I notice a coal pit in Hardybutts at the top of what became Cambridge St. Also Lowes Square is near where my grandfather was born in Clockface Yard leading off Lowes Square in 1881. Surprisingly the maisonettes where we lived for a couple of years was named Lowe's House. The names never seem to die in that area. I wonder if John St exits on the map a little further to the right. Thanks for posting this Keith.

Comment by: Cyril on 3rd November 2021 at 15:49

Veronica, the archaeological reports in the two links below are interesting to read through. They both mention that there was evidence of a roman cemetery being near to where Darlington St is now, though they don't reveal what happened to the burial urns found when work began on the gas works. Maybe they like the bathhouse remains found on Millgate were taken by a museum in Manchester.

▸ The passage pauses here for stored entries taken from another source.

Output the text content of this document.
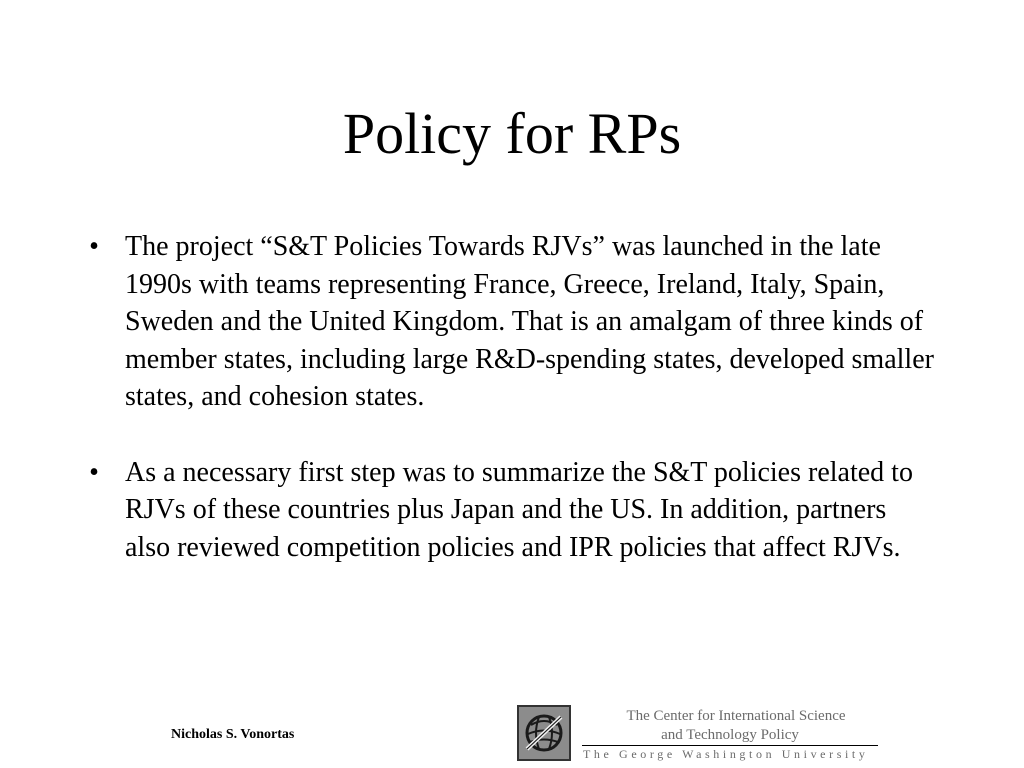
Policy for RPs
• The project “S&T Policies Towards RJVs” was launched in the late 1990s with teams representing France, Greece, Ireland, Italy, Spain, Sweden and the United Kingdom. That is an amalgam of three kinds of member states, including large R&D-spending states, developed smaller states, and cohesion states.
• As a necessary first step was to summarize the S&T policies related to RJVs of these countries plus Japan and the US. In addition, partners also reviewed competition policies and IPR policies that affect RJVs.
Nicholas S. Vonortas
The Center for International Science
and Technology Policy
The George Washington University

https://eprints.oxfordarchaeology.com/4954/1/Darlington%20Street%20Archaeological%20Watching%20Brief%20Report.pdf

https://oxfordarchaeology.com/images/pdfs/GMPR/GMPR03_Wigan.pdf

Comment by: Veronica on 3rd November 2021 at 18:19

I looked at the 40 page one Cyril. Not managed the Gas Works Cemetery yet. You can see from the maps why they would settle at the 'top' of Wigan and the Cemetery was further away to the lower right. There must still be a lot to be found of Roman life. Very strange how the Roman Baths site is practically the site of the modern baths. I remember going looking around the site in 2007. Wigan has always been very important how it's placed for travellers North and South it seems. I must try to get into the other site for the excavation of the Gasworks. Thank you Cyril for that. I always wonder why the Romans gave up in Britannia - could it have been the dreadful weather! If it was there's no surprise there!

Comment by: RON HUNT on 3rd November 2021 at 21:12

Donald, Elizabeth, the word LONGSHHOT is derived from a long narrow strip of land in the middle ages called a SHOOT Nothing to do with firing a canon ball aimed at the Parish Church its a misconception.

Comment by: Anthony on 4th November 2021 at 03:37

You are correct regarding Longshoot, Ron.
The name was used as early as the 1320s, when King Edward II visited the district, and presided over court hearings relating to local disputes.

Comment by: Keith on 4th November 2021 at 09:37

Cyril, thank you for those links, both were interesting, particularly the second one.

Comment by: Ben on 4th November 2021 at 09:43

If it had been Edward ll’s father who had visited it would have been case of Longshanks at Longshhot.

Comment by: Terry on 4th November 2021 at 11:15

Cyril. Harrogate Street took its name from the Harrogate Well, which stood where the Premier Inn is now, and the name isn't a variation of Arrow Gate.
The well was named after the spa town of Harrogate, as water from it supposedly had similar health giving properties to the Harrogate water
There was a building adjoining the well where invalids could take the water.
Industrial pollution In the early 19th century led to the contamination of the well and its closure,

Comment by: Terry on 4th November 2021 at 12:57

Apologies to Cyril. My comment abiceregarding the name of Harrogate St is in fact for Veronica's information.

Comment by: Donald Undewood on 4th November 2021 at 13:24

Oh! The deceptions practised upon me in my infancy

Comment by: Veronica on 4th November 2021 at 13:32

Yes I saw that afterwards Terry.. in the report that Cyril recommended. I don't think it would have Health giving properties these days..;~)

Comment by: Cyril on 4th November 2021 at 15:32

Terry, I had read of that well with its iron mineral rich water and probably a reason the romans had billets in Wigan, as they favoured places that had a supply of this particular type of water to boost their intake of iron.

If anyone is inquisitive to how this iron mineral rich water tastes then Spatone of Conwy have sachets of it available at health food shops, though do have a spittoon to hand as it's an acquired taste.

I'd never seen it spelled as Harrowgate with a w before Terry, always spelled like you say the same as the town in Yorkshire.